After World War II new experiments took place. Such artists as Charles Parker, Bud Powell, Thelonius Monk, Max Roach and Dizzy Gillespie challenged previous norms, while deepening the commitment to radical change. Paul Robeson in many respects was their ideological leader; they agreed with him that the musician and artist must take a stand on the right side of world revolutionary forces. They were in the forefront of supporting Martin Luther King Jr., Malcolm X, and the Civil Rights Movement.
In the last half of the 20th century, as the Civil Rights Movement exploded in the nation and as a new Black Arts Movement captured the consciousness of Black folk, new musical movements arose. In jazz, such artists as Ornette Coleman, John Coltrane, Cecil Taylor, Charles Mingus, Archie Shepp, Albert Ayler, and Miles Davis created new fusions of earlier forms of jazz, while advancing new musical experiments. The political and ideological dimensions of the music were made more prominent. The AfroAsiatic commitments became more radical.
Support of the world revolutionary process and African and Asian independence movements deepened; as did exploring and embracing non-Western religious and philosophical practices such as Islam, African spiritual and cosmological systems, Buddhism, and Hinduism. Some openly embraced the writings of Mao Zedong and the Chinese and Cuban revolutions. Many rushed to support the Black Panther Party, Angela Davis, the Attica prisoners’ uprising, and freedom for political prisoners. At the same time in R&B a romantic ideal appeared, exploring the special forms of Black romantic love, Black erotic sensibilities, and an embrace of the beauty of Black men and women. Composers and musicians like Curtis Mayfield, Marvin Gaye, Aretha Franklin, Nina Simone and Donny Hathaway composed music and lyrics that addressed poverty, war and peace, civil rights and the special possibilities of Black people loving one another in a white supremacist society.

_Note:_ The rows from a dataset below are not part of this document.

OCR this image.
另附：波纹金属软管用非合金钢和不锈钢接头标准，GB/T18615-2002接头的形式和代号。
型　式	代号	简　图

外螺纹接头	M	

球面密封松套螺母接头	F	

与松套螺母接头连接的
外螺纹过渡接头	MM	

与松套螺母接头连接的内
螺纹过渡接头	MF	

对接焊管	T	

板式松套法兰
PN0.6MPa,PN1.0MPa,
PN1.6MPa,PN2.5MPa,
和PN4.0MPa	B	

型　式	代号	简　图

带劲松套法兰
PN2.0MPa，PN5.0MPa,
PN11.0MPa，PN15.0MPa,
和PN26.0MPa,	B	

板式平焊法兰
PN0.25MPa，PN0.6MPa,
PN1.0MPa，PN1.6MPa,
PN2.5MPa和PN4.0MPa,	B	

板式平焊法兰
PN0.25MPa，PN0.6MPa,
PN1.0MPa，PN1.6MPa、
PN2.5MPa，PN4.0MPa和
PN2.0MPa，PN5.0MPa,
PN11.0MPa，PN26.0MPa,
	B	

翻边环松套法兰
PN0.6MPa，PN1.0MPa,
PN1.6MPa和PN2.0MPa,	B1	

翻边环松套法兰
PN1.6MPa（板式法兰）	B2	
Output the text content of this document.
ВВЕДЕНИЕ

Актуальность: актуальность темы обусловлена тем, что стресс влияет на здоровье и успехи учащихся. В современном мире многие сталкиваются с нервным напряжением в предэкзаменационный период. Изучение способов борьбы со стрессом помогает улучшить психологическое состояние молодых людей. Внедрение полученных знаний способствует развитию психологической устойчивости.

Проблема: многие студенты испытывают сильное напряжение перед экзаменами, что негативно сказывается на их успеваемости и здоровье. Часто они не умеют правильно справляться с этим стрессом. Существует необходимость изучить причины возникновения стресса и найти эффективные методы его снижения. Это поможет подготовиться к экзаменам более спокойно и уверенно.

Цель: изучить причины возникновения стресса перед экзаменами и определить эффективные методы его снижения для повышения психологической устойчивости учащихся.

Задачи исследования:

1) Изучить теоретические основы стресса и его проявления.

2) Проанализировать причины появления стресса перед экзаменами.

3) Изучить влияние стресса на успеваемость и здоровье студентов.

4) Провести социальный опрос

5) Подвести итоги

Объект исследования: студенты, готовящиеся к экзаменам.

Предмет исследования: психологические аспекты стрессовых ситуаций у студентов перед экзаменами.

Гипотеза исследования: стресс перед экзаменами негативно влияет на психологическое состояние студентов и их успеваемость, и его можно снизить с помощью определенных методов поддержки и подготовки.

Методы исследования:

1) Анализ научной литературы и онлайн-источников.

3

A Symposium and Conversation to Reclaim the Revolutionary Possibilities of Music
Deploying this worldview and in organizing this symposium, the Saturday Free School for Philosophy and Black Liberation will examine compositional and performative legacies of Duke Ellington, Charles Mingus, Sun Ra and Bootsy Collins to investigate the democratic and revolutionary essence of their work and its meaning for this time of crisis. By taking seriously this great music and the four composers we will examine, we are taking Black people and the liberation of humanity from empire and imperialism seriously. We view this as a common reach for the future. In so doing we seek to reground the ideological and political struggles in the 21st century. We believe it is necessary that every current of past cultural and artistic revolutions be a part of, and be critical to, the thinking of all revolutionaries, democrats, socialists and fighters for peace in this time. This is at the same time a political and critical rejection of corporate pop culture and the efforts of the ruling elites to cognitively, morally, and culturally manipulate the U.S. and world peoples, especially young people and the poor. Corporate pop culture is artistically empty and in the end, antirevolutionary and antipeople.
Using videos of live performances and recordings of their most important work and discussion we will ask the question, Is this music still relevant, can it be reclaimed for this time of crisis and if so what must be done to guarantee it?
In embracing the Great Sacrifice and the Moral Courage of Ellington, Mingus, Sun Ra and Bootsy Collins, we express our faith in the possibility of a new cultural and political Renaissance for this time.